Carefully open the door with your body away from the oven.  The steam will give you an unwanted facial if you’re not careful.  Take birdy’s temperature in a thick part of the breast without touching any bones, I use the area near the wings, equivalent to pectorals I guess.  Don’t puncture the top of the bird in the middle of the breast, all the juices will run out (DBS!).  The pectoral should read 160ºF, thighs 180ºF.  Shy by ten degrees? Roast for about 20 more minutes. 

If you have reached the correct temperature, remove the pan from the oven.  Place birdy on a cutting board and tent loosely with foil.  Let birdy rest before carving, let the juices redistribute! 

I have a wee one in the house and if you are a thrifty mama like me, you’ll want to save those carrots and apples from the pan to blend up for your sweet baby.  I even left some celery in the mix, although the strings did a number on my blender!  Fair warning for you.

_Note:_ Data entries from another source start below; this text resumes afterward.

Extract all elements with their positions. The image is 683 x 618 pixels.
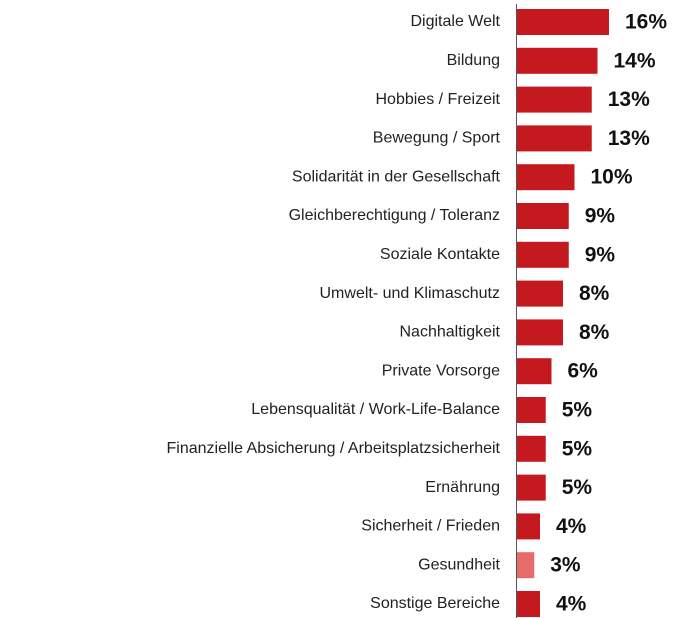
value-label: 4%	[556, 593, 587, 616]
value-label: 8%	[579, 321, 610, 344]
bar	[517, 435, 546, 462]
category-label: Umwelt- und Klimaschutz	[320, 285, 501, 302]
bar	[517, 474, 546, 501]
bar	[517, 280, 563, 307]
value-label: 16%	[625, 11, 667, 34]
value-label: 5%	[562, 437, 593, 460]
category-label: Gleichberechtigung / Toleranz	[289, 207, 500, 224]
value-label: 5%	[562, 399, 593, 422]
value-label: 14%	[614, 49, 656, 72]
value-label: 9%	[585, 205, 616, 228]
value-label: 5%	[562, 476, 593, 499]
category-label: Ernährung	[425, 479, 500, 496]
bar	[517, 203, 569, 229]
value-label: 13%	[608, 88, 650, 111]
value-label: 8%	[579, 282, 610, 305]
bar	[517, 591, 540, 617]
category-label: Bewegung / Sport	[373, 130, 501, 147]
category-label: Sicherheit / Frieden	[361, 518, 500, 535]
value-label: 10%	[591, 166, 633, 189]
bar	[517, 241, 569, 268]
category-label: Digitale Welt	[410, 13, 500, 30]
category-label: Hobbies / Freizeit	[376, 91, 501, 108]
value-label: 6%	[568, 360, 599, 383]
category-label: Finanzielle Absicherung / Arbeitsplatzsi…	[166, 440, 500, 457]
category-label: Solidarität in der Gesellschaft	[292, 168, 501, 185]
value-label: 9%	[585, 243, 616, 266]
bar	[517, 358, 552, 385]
category-label: Nachhaltigkeit	[400, 324, 501, 341]
bar	[517, 513, 540, 540]
category-label: Gesundheit	[418, 556, 500, 573]
category-label: Sonstige Bereiche	[370, 595, 500, 612]
bar	[517, 125, 592, 152]
bar	[517, 397, 546, 423]
bar	[517, 164, 575, 191]
bar	[517, 552, 535, 579]
category-label: Bildung	[447, 52, 500, 69]
value-label: 13%	[608, 127, 650, 150]
category-label: Private Vorsorge	[382, 362, 500, 379]
value-label: 4%	[556, 515, 587, 538]
category-label: Soziale Kontakte	[380, 246, 500, 263]
bar	[517, 47, 598, 74]
value-label: 3%	[550, 554, 581, 577]
category-label: Lebensqualität / Work-Life-Balance	[251, 401, 500, 418]
bar	[517, 319, 563, 346]
bar	[517, 86, 592, 113]
bar	[517, 9, 609, 35]
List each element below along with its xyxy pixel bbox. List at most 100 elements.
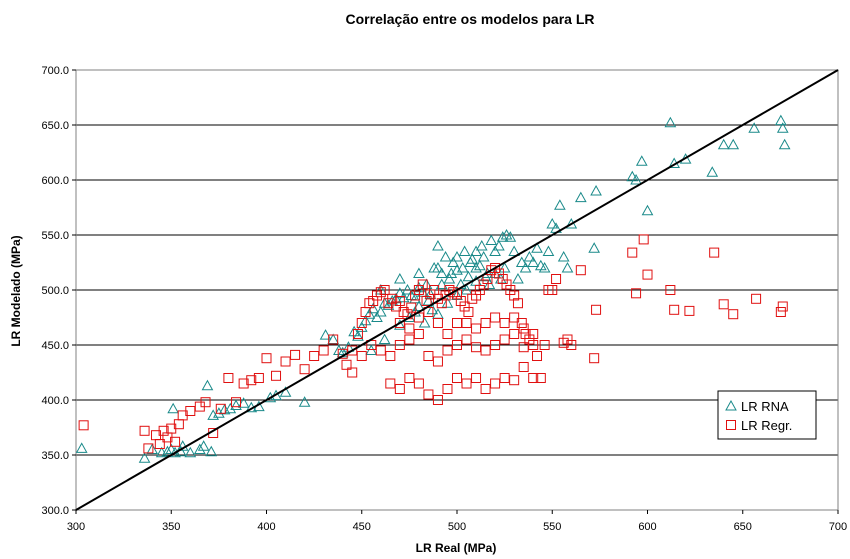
data-point [551,274,562,284]
data-point [493,239,505,251]
data-point [590,184,602,196]
data-point [394,340,405,350]
chart-title: Correlação entre os modelos para LR [346,11,595,27]
data-point [423,389,434,400]
data-point [778,138,791,150]
data-point [215,403,226,414]
y-tick-label: 450.0 [41,340,69,352]
x-tick-label: 400 [257,521,275,533]
data-point [532,351,543,361]
data-point [504,231,517,242]
x-tick-label: 350 [162,521,180,533]
data-point [379,285,390,295]
data-point [299,364,310,375]
data-point [542,245,555,256]
data-point [461,318,472,328]
x-tick-label: 700 [829,521,847,533]
data-point [279,386,292,397]
data-point [520,329,531,339]
data-point [413,378,424,389]
data-point [558,337,569,348]
data-point [480,345,491,356]
data-point [374,305,387,317]
data-point [451,289,463,300]
data-point [394,384,405,394]
data-point [665,285,676,295]
data-point [480,384,491,394]
data-point [516,318,527,328]
data-point [547,285,558,295]
data-point [499,373,510,383]
data-point [193,443,206,454]
data-point [441,297,454,308]
data-point [201,379,214,391]
data-point [498,261,511,273]
data-point [205,445,218,457]
data-point [347,367,358,378]
x-tick-label: 600 [638,521,656,533]
data-point [394,272,406,284]
data-point [439,250,452,262]
data-point [78,420,89,431]
data-point [518,342,529,353]
data-point [290,349,301,360]
y-tick-label: 300.0 [41,505,69,517]
legend-marker [725,399,737,411]
series-2 [78,234,788,454]
x-tick-label: 500 [448,521,466,533]
data-point [375,345,386,356]
data-point [518,323,529,334]
y-tick-label: 600.0 [41,175,69,187]
data-point [535,373,546,383]
data-point [728,309,739,320]
data-point [474,285,485,295]
data-point [442,384,453,394]
data-point [477,250,490,262]
data-point [397,291,410,303]
data-point [368,296,379,306]
data-point [508,245,520,256]
data-point [669,304,680,315]
data-point [471,323,482,334]
data-point [347,345,358,356]
data-point [489,245,501,256]
data-point [499,318,510,328]
data-point [432,356,443,367]
data-point [387,293,398,304]
data-point [271,370,282,381]
x-tick-label: 550 [543,521,561,533]
data-point [363,308,376,319]
data-point [523,250,536,262]
x-tick-label: 450 [353,521,371,533]
data-point [452,340,462,350]
data-point [538,261,551,273]
data-point [528,329,539,339]
data-point [641,204,654,216]
data-point [421,296,432,306]
data-point [775,114,787,126]
data-point [409,305,421,317]
data-point [464,256,477,267]
legend-box [717,390,817,440]
data-point [442,329,453,339]
data-point [452,318,462,328]
data-point [448,287,459,298]
data-point [518,362,529,372]
data-point [505,285,516,295]
data-point [512,298,523,309]
data-point [443,272,456,284]
data-point [748,122,761,133]
data-point [751,293,762,304]
data-point [184,446,197,458]
data-point [423,351,434,361]
data-point [493,268,504,279]
data-point [509,329,520,339]
data-point [280,356,291,367]
data-point [75,442,88,453]
data-point [406,302,417,313]
data-point [452,373,462,383]
data-point [775,307,786,317]
data-point [776,122,789,133]
y-tick-label: 650.0 [41,120,69,132]
data-point [386,294,399,306]
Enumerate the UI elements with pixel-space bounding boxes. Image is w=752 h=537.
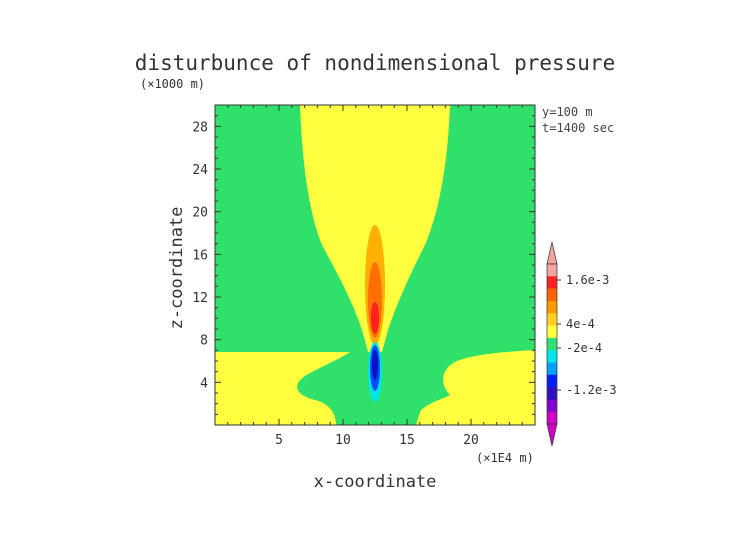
colorbar: 1.6e-3 4e-4 -2e-4 -1.2e-3 [546, 241, 617, 447]
x-tick-label: 15 [399, 433, 415, 448]
colorbar-segment [547, 350, 557, 363]
y-axis: 4 8 12 16 20 24 28 [192, 104, 535, 426]
y-tick-label: 4 [200, 376, 208, 391]
x-tick-label: 20 [463, 433, 479, 448]
annotation-t: t=1400 sec [542, 121, 614, 135]
colorbar-segment [547, 276, 557, 290]
annotation-y: y=100 m [542, 105, 593, 119]
colorbar-segment [547, 325, 557, 339]
x-tick-label: 10 [335, 433, 351, 448]
y-tick-label: 24 [192, 163, 208, 178]
colorbar-frame [546, 263, 558, 425]
y-tick-label: 12 [192, 291, 208, 306]
colorbar-segment [547, 374, 557, 388]
colorbar-label: 4e-4 [566, 317, 595, 331]
colorbar-segment [547, 399, 557, 413]
z-unit-label: (×1000 m) [140, 77, 205, 91]
colorbar-label: -1.2e-3 [566, 383, 617, 397]
colorbar-top-arrow [546, 241, 558, 265]
colorbar-segment [547, 264, 557, 277]
colorbar-bottom-arrow [546, 423, 558, 447]
y-tick-label: 28 [192, 120, 208, 135]
y-axis-title: z-coordinate [167, 207, 187, 330]
colorbar-label: 1.6e-3 [566, 273, 609, 287]
y-tick-label: 20 [192, 206, 208, 221]
y-tick-label: 8 [200, 334, 208, 349]
lower-left-region [215, 352, 350, 425]
chart-title: disturbunce of nondimensional pressure [135, 51, 615, 75]
colorbar-segment [547, 337, 557, 351]
lower-right-region [416, 350, 535, 425]
deep-blue-negative-core [372, 350, 378, 380]
red-core [371, 302, 379, 334]
colorbar-segment [547, 362, 557, 376]
x-unit-label: (×1E4 m) [476, 451, 534, 465]
plot-area [215, 105, 535, 425]
colorbar-segment [547, 387, 557, 400]
colorbar-segment [547, 411, 557, 425]
colorbar-segment [547, 288, 557, 302]
x-axis: 5 10 15 20 [214, 105, 536, 448]
colorbar-segment [547, 313, 557, 327]
x-tick-label: 5 [275, 433, 283, 448]
colorbar-label: -2e-4 [566, 341, 602, 355]
x-axis-title: x-coordinate [314, 472, 437, 492]
colorbar-segment [547, 300, 557, 314]
y-tick-label: 16 [192, 248, 208, 263]
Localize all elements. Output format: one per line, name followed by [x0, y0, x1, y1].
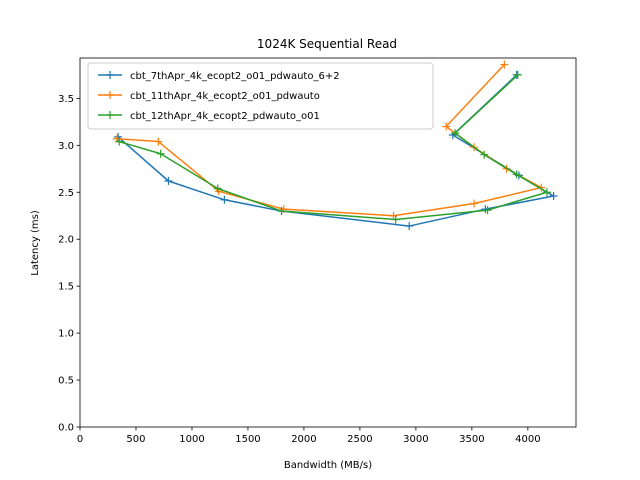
- x-tick-label: 3000: [403, 434, 428, 445]
- x-tick-label: 2500: [347, 434, 372, 445]
- y-tick-label: 0.0: [58, 423, 74, 434]
- legend-label: cbt_7thApr_4k_ecopt2_o01_pdwauto_6+2: [130, 71, 340, 82]
- x-tick-label: 2000: [291, 434, 316, 445]
- legend-marker: [106, 91, 114, 99]
- y-tick-label: 2.5: [58, 188, 74, 199]
- y-tick-label: 1.0: [58, 329, 74, 340]
- legend-marker: [106, 111, 114, 119]
- y-tick-label: 3.5: [58, 94, 74, 105]
- x-tick-label: 4000: [515, 434, 540, 445]
- data-point: [480, 150, 489, 159]
- legend-box: [87, 62, 434, 130]
- legend-marker: [106, 71, 114, 79]
- data-point: [442, 122, 451, 131]
- series-3: [115, 70, 551, 224]
- axes-frame: [79, 57, 577, 428]
- data-point: [277, 207, 286, 216]
- data-point: [470, 199, 479, 208]
- data-point: [500, 60, 509, 69]
- y-tick-label: 0.5: [58, 376, 74, 387]
- data-point: [542, 188, 551, 197]
- y-tick-label: 1.5: [58, 282, 74, 293]
- legend-label: cbt_11thApr_4k_ecopt2_o01_pdwauto: [130, 91, 320, 102]
- chart-title: 1024K Sequential Read: [257, 37, 397, 51]
- legend-entry: cbt_11thApr_4k_ecopt2_o01_pdwauto: [98, 91, 320, 102]
- legend: cbt_7thApr_4k_ecopt2_o01_pdwauto_6+2 cbt_…: [87, 62, 434, 130]
- x-axis-label: Bandwidth (MB/s): [284, 460, 372, 471]
- y-axis-label: Latency (ms): [30, 210, 41, 276]
- legend-entry: cbt_7thApr_4k_ecopt2_o01_pdwauto_6+2: [98, 71, 340, 82]
- plot-area: [112, 60, 558, 231]
- axes: 0 500 1000 1500 2000 2500 3000 3500 4000 0.0 0.5 1.…: [58, 57, 577, 445]
- data-point: [512, 170, 521, 179]
- data-point: [405, 222, 414, 231]
- legend-entry: cbt_12thApr_4k_ecopt2_pdwauto_o01: [98, 111, 320, 122]
- x-tick-label: 1500: [235, 434, 260, 445]
- x-tick-label: 0: [77, 434, 83, 445]
- y-tick-label: 2.0: [58, 235, 74, 246]
- x-tick-label: 1000: [179, 434, 204, 445]
- data-point: [549, 192, 558, 201]
- data-point: [156, 149, 165, 158]
- data-point: [220, 195, 229, 204]
- x-tick-label: 500: [126, 434, 145, 445]
- data-point: [391, 215, 400, 224]
- data-point: [483, 206, 492, 215]
- legend-label: cbt_12thApr_4k_ecopt2_pdwauto_o01: [130, 111, 320, 122]
- data-point: [213, 184, 222, 193]
- data-point: [513, 70, 522, 79]
- data-point: [154, 137, 163, 146]
- data-point: [115, 137, 124, 146]
- y-tick-label: 3.0: [58, 141, 74, 152]
- data-point: [164, 177, 173, 185]
- x-tick-label: 3500: [459, 434, 484, 445]
- data-point: [451, 129, 460, 138]
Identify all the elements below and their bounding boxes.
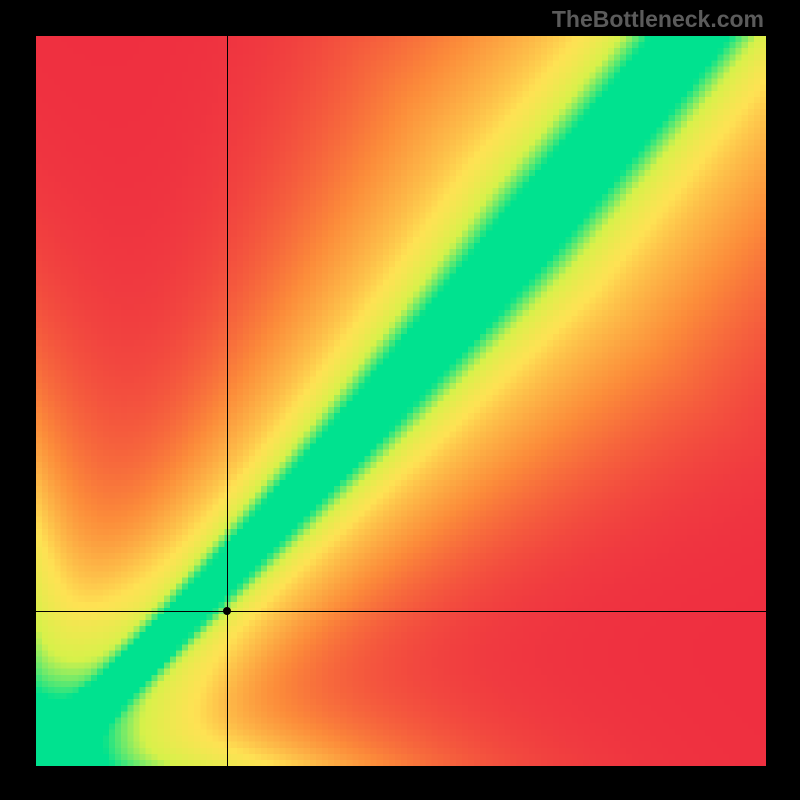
- bottleneck-heatmap: [36, 36, 766, 766]
- chart-frame: TheBottleneck.com: [0, 0, 800, 800]
- crosshair-marker: [223, 607, 231, 615]
- watermark-text: TheBottleneck.com: [552, 6, 764, 33]
- crosshair-horizontal: [36, 611, 766, 612]
- crosshair-vertical: [227, 36, 228, 766]
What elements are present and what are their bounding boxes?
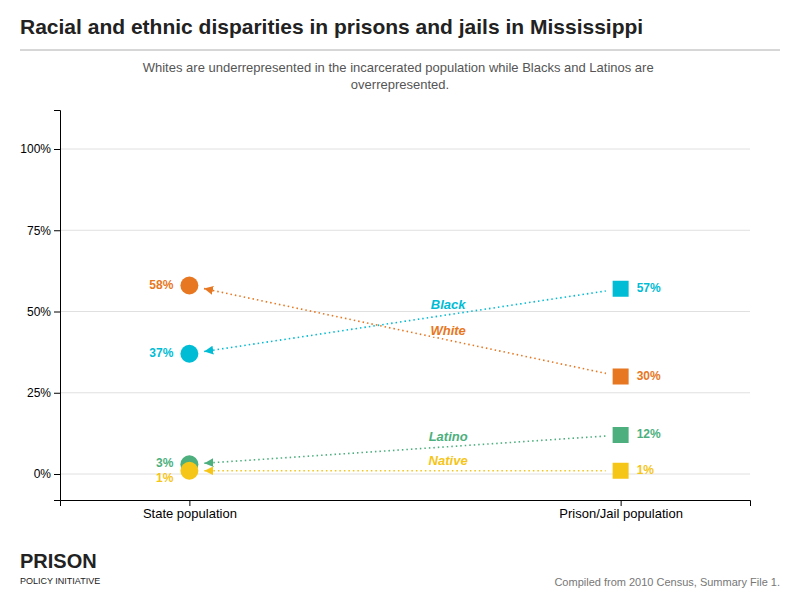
grid-line [60,230,750,231]
x-tick-mark [621,500,622,506]
prison-marker [613,463,629,479]
logo-text: PRISON [20,550,97,572]
data-label: 30% [637,369,661,383]
subtitle-line: Whites are underrepresented in the incar… [143,60,658,75]
slope-arrow [204,470,605,472]
y-tick-label: 75% [27,224,51,238]
grid [60,149,750,474]
data-label: 12% [637,427,661,441]
plot: 0% 25% 50% 75% 100% State population Prison/Ja… [20,111,750,522]
x-tick-mark [189,500,190,506]
labels: WhiteBlackLatinoNative58%37%3%1%57%30%12… [149,278,661,486]
y-tick-label: 100% [20,142,51,156]
prison-marker [613,427,629,443]
state-marker [180,462,198,480]
x-tick: Prison/Jail population [559,500,683,521]
y-axis: 0% 25% 50% 75% 100% [20,111,60,501]
data-label: 1% [637,463,655,477]
x-axis: State population Prison/Jail population [61,500,751,521]
state-marker [180,345,198,363]
y-tick: 75% [27,224,60,238]
grid-line [60,392,750,393]
y-tick-label: 50% [27,305,51,319]
grid-line [60,311,750,312]
title-rule [20,50,780,51]
y-tick-mark [54,393,60,394]
prison-marker [613,281,629,297]
data-label: 58% [149,278,173,292]
y-tick: 0% [34,467,60,481]
x-axis-line [61,501,751,507]
x-tick-label: Prison/Jail population [559,506,683,521]
data-label: 57% [637,281,661,295]
y-tick: 50% [27,305,60,319]
title: Racial and ethnic disparities in prisons… [20,15,643,38]
prison-marker [613,369,629,385]
y-tick-mark [54,149,60,150]
subtitle: Whites are underrepresented in the incar… [143,60,658,92]
marks [180,277,628,480]
data-label: 3% [156,456,174,470]
footnote: Compiled from 2010 Census, Summary File … [554,576,780,588]
data-label: 1% [156,471,174,485]
chart-svg: Racial and ethnic disparities in prisons… [0,0,800,600]
y-tick-label: 0% [34,467,52,481]
x-tick: State population [143,500,237,521]
series-label: Latino [429,429,468,444]
y-tick: 25% [27,386,60,400]
series-label: Black [431,297,466,312]
state-marker [180,277,198,295]
series-label: Native [429,453,468,468]
y-tick-label: 25% [27,386,51,400]
y-tick-mark [54,474,60,475]
y-tick-mark [54,312,60,313]
chart-container: Racial and ethnic disparities in prisons… [0,0,800,600]
slope-arrow [204,289,606,374]
y-axis-line [54,111,61,501]
y-tick: 100% [20,142,60,156]
slope-arrow [204,436,605,463]
grid-line [60,149,750,150]
series-label: White [430,323,465,338]
slope-arrow [204,291,606,352]
y-tick-mark [54,230,60,231]
data-label: 37% [149,346,173,360]
logo-text: POLICY INITIATIVE [20,576,100,586]
subtitle-line: overrepresented. [351,77,449,92]
x-tick-label: State population [143,506,237,521]
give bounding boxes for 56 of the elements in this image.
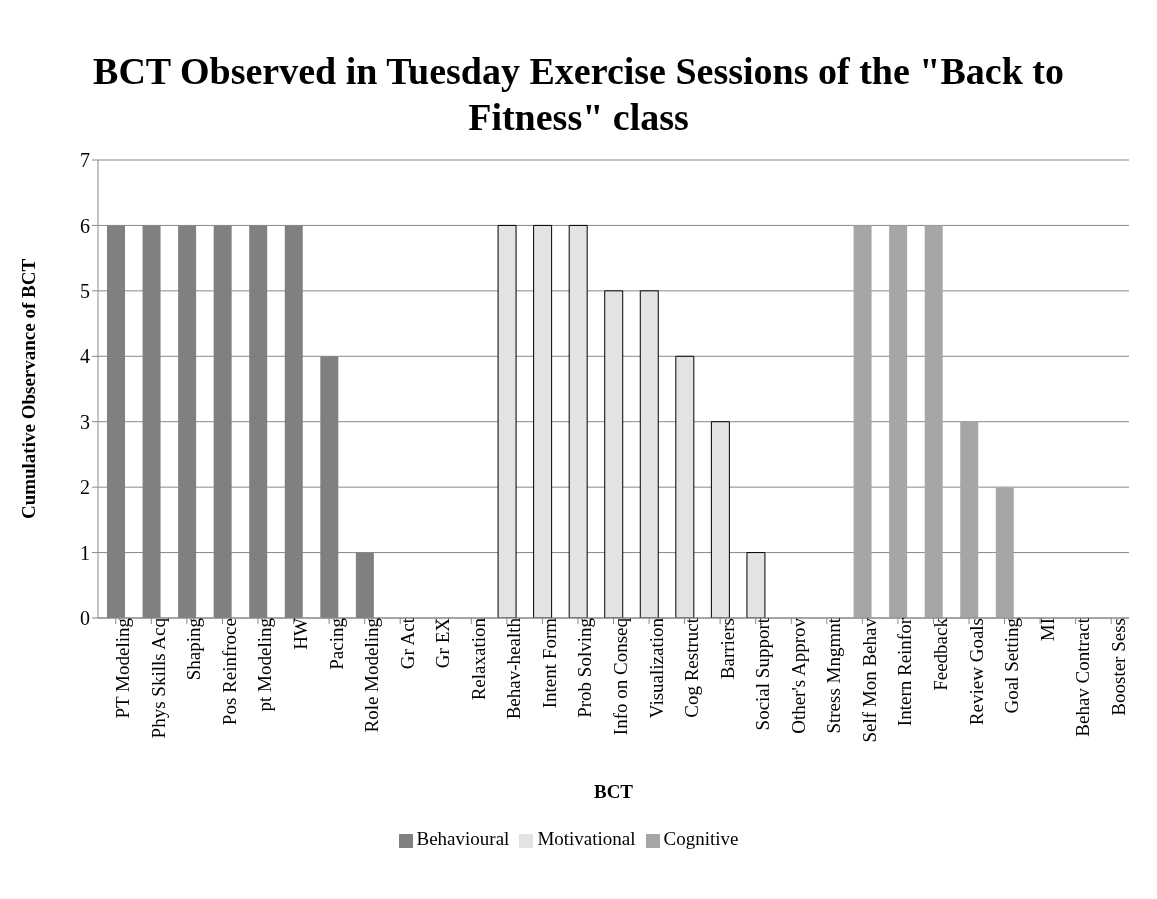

Gravy!  Life would not be complete without gravy.  Strain the cooking liquid from the pan and separate the grease.  Take note of how many tablespoons of grease you have collected, measure an equal amount of flour.  Add the grease and flour to the pan (you can use another pot) and stir quickly to cook the flour.   Add the rest of the liquid and whisk.  Bring the gravy to a slow boil, cook until the flour is no longer tasted and the gravy coats the back of a spoon.  Now is the time to season with salt and pepper to taste.

Carve and enjoy with your favorite sides.  I made Unstuffing, acorn squash, crescent rolls, and peas to accompany birdy.  Now I’m ready for the big bird!